Microneedling may help with issues like:
- Hair loss (also called alopecia)
- Dark spots or patches on your skin (hyperpigmentation)
- Large pores
- Reduced skin elasticity
- Stretch marks
- Sun damage
- Fine lines and wrinkles
Microneedling is less expensive than laser treatments, which can cost about four times as much. Microneedling may work better for people with darker skin tones because it doesn’t involve heat the way laser treatments do, which can affect your skin’s pigmentation, or color. Ask your dermatologist what’s best for your skin — and your budget.
What Happens When You Get Microneedling
Dermatologists (doctors who specialize in skin care and skin disorders) can do microneedling. Aestheticians also do it. If you try it somewhere other than a doctor’s office, first check on the person’s experience and credentials, and make sure that all of the equipment is sterilized. There are do-it-yourself versions of microneedling devices. But dermatologists warn against using those because you might accidentally hurt your skin, and you may not have a good way to sterilize the needles.

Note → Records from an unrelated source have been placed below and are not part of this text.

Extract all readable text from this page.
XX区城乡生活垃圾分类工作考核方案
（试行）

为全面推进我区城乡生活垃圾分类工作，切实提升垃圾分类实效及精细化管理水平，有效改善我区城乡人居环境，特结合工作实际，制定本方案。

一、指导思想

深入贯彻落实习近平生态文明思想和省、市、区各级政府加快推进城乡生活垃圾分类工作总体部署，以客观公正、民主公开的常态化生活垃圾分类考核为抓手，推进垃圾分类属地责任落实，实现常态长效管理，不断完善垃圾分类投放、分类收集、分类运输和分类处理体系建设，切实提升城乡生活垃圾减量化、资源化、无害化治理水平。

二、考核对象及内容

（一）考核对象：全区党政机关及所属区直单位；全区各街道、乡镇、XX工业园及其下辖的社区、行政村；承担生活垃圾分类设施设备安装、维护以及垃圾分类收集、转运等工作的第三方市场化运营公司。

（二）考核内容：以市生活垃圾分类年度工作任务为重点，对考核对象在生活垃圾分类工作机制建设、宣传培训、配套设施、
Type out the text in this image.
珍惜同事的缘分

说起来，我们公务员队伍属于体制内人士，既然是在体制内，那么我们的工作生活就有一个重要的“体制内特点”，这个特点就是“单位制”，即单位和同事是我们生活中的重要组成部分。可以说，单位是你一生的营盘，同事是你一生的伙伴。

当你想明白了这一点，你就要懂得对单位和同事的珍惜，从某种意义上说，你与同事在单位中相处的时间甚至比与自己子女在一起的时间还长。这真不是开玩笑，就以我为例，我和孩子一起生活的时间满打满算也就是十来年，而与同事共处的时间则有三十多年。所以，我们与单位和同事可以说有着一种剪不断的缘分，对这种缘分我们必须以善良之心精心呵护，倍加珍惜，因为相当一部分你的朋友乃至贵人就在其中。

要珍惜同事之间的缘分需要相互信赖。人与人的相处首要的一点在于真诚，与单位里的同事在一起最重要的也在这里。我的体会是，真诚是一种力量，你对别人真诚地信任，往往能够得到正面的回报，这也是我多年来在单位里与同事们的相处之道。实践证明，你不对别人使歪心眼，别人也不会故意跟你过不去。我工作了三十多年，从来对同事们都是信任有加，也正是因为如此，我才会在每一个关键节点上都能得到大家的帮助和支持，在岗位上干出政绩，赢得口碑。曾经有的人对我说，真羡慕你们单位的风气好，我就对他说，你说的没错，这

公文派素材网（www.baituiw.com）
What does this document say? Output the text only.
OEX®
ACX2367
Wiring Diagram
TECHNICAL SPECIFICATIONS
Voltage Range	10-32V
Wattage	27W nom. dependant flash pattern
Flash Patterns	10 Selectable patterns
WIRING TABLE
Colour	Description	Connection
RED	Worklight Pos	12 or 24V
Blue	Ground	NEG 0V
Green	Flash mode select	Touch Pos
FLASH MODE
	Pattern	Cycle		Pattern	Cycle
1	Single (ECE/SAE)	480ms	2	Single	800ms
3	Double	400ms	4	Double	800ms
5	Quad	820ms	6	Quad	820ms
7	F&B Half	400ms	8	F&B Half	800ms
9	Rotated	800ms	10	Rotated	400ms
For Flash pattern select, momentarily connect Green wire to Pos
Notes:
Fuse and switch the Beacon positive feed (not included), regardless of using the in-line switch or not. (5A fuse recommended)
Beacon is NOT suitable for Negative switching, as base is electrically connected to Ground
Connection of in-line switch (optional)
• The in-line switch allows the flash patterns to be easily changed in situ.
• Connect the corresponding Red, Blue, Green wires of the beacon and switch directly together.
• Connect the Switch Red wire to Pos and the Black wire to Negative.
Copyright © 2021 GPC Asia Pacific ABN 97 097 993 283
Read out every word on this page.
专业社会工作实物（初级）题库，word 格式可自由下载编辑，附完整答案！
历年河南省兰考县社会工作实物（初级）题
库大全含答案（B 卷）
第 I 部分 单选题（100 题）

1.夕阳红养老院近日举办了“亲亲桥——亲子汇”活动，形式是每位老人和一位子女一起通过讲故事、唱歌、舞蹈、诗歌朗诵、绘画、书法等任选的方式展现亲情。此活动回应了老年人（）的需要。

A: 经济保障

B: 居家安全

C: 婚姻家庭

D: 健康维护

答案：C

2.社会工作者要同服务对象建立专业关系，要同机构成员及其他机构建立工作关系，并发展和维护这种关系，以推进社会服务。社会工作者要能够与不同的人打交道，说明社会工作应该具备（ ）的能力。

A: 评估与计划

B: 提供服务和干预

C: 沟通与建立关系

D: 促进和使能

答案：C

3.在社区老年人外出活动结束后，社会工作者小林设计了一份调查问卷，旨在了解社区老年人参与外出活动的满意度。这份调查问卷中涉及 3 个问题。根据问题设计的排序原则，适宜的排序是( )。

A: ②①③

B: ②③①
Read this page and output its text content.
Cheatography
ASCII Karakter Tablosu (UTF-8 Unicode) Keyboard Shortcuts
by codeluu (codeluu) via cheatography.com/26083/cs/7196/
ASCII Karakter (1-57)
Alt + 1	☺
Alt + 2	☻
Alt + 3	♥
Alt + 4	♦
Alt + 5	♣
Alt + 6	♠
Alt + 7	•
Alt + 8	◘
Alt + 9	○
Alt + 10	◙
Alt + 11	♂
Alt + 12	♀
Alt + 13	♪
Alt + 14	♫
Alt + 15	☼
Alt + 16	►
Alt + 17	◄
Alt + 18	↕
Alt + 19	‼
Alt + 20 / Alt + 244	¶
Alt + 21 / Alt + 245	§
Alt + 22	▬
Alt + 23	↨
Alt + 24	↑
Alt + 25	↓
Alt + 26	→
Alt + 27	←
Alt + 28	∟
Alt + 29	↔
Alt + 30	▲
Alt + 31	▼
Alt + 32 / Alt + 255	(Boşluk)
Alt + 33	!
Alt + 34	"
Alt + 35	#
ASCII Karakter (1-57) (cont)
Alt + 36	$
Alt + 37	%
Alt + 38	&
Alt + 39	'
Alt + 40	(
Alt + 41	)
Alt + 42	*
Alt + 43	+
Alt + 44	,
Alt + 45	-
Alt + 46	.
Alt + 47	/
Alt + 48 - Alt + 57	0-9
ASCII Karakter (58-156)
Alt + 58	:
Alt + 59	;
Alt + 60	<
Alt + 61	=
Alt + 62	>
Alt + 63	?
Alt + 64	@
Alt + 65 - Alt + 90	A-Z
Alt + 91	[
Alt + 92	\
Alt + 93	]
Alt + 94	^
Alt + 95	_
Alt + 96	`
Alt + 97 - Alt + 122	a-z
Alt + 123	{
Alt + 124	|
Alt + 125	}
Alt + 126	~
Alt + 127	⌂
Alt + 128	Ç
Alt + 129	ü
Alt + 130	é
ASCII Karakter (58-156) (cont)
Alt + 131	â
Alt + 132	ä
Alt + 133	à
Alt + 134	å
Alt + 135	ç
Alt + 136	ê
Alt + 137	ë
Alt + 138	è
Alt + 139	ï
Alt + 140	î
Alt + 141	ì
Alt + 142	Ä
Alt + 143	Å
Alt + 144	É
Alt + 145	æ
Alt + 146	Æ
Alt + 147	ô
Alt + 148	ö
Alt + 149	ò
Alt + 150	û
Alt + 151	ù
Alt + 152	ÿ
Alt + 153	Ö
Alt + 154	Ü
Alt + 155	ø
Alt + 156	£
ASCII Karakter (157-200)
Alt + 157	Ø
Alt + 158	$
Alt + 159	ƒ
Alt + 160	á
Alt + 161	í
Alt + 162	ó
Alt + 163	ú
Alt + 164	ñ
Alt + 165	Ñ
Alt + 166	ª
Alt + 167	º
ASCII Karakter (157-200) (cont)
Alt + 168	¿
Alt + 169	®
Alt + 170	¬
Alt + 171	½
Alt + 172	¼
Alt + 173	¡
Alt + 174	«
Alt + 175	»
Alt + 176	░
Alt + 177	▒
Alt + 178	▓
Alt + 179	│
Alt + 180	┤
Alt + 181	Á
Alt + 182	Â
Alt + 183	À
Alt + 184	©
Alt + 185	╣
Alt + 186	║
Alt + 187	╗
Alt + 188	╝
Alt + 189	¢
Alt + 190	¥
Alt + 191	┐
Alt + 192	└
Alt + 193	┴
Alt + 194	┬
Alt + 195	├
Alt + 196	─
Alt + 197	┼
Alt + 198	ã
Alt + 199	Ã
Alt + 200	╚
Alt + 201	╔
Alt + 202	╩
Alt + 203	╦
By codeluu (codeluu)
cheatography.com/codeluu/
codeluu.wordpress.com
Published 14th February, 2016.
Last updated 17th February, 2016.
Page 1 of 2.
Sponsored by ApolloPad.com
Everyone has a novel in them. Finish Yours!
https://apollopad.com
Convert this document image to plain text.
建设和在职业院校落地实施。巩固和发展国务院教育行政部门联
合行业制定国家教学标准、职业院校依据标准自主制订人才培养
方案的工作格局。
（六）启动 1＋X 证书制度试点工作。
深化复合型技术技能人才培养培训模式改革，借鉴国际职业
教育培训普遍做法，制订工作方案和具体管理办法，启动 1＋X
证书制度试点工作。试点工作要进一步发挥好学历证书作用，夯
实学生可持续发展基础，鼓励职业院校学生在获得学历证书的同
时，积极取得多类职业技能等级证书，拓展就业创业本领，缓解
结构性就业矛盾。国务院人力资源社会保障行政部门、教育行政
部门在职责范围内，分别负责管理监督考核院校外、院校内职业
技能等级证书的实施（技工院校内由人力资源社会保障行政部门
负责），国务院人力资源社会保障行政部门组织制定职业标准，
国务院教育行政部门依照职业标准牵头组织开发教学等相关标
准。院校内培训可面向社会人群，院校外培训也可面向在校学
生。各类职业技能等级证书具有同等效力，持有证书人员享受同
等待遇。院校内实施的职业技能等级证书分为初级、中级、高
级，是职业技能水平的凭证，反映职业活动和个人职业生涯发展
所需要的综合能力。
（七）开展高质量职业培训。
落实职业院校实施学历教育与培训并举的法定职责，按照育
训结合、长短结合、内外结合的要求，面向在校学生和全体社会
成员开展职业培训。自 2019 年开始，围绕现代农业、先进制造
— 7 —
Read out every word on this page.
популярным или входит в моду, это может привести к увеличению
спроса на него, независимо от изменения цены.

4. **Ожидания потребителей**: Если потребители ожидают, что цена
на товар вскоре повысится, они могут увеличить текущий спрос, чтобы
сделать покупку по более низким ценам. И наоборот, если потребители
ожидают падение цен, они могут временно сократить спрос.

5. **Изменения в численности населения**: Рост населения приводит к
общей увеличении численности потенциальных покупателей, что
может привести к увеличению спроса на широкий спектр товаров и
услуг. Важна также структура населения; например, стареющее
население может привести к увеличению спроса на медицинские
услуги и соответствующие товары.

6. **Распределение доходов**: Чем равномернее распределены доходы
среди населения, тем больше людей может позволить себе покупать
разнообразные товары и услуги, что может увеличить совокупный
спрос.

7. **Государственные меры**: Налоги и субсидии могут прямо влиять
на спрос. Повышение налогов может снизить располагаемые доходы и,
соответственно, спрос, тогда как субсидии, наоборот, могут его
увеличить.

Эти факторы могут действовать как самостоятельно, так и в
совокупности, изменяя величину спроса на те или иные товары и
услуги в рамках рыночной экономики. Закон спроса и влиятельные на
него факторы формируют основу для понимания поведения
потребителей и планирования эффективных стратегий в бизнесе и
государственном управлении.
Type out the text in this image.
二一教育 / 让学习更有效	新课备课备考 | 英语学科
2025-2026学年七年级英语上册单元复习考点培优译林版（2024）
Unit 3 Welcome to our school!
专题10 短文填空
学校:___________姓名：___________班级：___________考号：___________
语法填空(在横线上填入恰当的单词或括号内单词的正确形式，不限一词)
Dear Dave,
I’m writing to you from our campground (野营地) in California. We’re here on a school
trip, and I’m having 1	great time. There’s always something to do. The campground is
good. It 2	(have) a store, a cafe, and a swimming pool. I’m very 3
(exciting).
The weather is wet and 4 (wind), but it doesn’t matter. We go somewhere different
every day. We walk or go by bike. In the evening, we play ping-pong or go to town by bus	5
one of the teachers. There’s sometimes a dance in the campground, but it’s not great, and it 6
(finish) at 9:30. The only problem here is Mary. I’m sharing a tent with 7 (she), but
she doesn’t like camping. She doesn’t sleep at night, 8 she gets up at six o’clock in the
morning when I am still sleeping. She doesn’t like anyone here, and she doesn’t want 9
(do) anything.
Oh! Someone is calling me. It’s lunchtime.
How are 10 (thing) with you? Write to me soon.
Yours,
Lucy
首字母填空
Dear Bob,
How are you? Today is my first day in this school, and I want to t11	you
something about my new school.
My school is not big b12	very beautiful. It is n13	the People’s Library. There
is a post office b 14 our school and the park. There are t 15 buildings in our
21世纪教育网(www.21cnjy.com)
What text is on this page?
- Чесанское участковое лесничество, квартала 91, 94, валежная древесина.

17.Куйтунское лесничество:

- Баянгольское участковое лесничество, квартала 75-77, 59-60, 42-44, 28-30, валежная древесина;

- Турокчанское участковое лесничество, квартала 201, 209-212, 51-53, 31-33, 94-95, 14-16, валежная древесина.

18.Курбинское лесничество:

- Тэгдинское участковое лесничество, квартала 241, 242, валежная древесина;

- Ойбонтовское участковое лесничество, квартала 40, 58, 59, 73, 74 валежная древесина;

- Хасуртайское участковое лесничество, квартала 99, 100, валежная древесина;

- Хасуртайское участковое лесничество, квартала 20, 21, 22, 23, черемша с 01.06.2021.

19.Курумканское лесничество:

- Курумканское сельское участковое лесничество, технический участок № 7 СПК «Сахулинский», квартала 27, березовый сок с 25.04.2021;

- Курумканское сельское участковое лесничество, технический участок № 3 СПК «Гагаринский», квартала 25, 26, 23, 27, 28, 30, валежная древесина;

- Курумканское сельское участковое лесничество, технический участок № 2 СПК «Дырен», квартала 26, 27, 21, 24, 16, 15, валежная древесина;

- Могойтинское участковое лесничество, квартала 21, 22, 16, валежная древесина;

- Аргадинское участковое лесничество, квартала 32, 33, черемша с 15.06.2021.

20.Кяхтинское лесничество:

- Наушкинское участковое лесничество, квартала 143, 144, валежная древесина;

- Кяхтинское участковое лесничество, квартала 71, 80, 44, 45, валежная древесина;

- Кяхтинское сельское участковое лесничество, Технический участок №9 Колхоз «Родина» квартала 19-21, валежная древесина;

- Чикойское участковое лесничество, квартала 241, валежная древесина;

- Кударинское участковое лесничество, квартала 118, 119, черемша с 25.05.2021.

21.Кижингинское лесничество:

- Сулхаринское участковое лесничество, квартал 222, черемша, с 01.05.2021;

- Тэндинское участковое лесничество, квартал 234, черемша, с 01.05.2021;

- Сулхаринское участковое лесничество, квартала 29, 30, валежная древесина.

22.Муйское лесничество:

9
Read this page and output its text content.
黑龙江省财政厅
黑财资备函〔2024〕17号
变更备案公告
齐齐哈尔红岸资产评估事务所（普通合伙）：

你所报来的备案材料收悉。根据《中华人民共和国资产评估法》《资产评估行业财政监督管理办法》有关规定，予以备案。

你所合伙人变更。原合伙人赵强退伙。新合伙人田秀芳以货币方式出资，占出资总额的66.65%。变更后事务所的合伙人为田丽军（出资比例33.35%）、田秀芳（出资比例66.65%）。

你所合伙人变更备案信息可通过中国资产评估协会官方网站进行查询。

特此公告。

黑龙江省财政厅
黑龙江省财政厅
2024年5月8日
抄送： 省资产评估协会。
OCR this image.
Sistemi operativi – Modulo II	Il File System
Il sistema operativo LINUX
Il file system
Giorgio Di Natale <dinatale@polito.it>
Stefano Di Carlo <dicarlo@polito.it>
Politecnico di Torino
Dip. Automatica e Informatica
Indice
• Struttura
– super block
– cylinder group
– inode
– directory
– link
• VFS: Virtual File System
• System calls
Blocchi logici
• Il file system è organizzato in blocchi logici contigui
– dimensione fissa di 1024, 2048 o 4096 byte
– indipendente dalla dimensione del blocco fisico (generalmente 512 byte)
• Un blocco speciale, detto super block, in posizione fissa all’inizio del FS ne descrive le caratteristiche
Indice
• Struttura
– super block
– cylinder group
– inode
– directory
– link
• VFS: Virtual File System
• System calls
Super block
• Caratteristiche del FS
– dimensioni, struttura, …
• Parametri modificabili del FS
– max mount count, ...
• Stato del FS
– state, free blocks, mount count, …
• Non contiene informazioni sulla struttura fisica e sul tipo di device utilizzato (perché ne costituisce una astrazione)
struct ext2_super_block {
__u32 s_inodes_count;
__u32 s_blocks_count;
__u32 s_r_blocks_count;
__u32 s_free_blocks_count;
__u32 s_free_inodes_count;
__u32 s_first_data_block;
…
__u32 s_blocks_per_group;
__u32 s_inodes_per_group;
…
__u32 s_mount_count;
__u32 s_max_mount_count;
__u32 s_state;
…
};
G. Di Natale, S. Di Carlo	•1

The procedure usually takes 10-20 minutes, depending on how big the area is. Most people need 4-6 treatments to see a difference.
First, you’ll get a numbing cream smoothed onto your face so you can’t feel the needle pricks. Then the person doing the microneedling will move a pen-shaped or rolling tool with tiny needles around your face. The needles make small cuts in your skin, which causes a bit of bleeding. Your doctor may spread a cream or serum on your face after that.
The goal of the procedure is to start your body’s healing process by sending collagen and elastin to patch up the tiny injuries. Collagen helps fill in and smooth out wrinkles.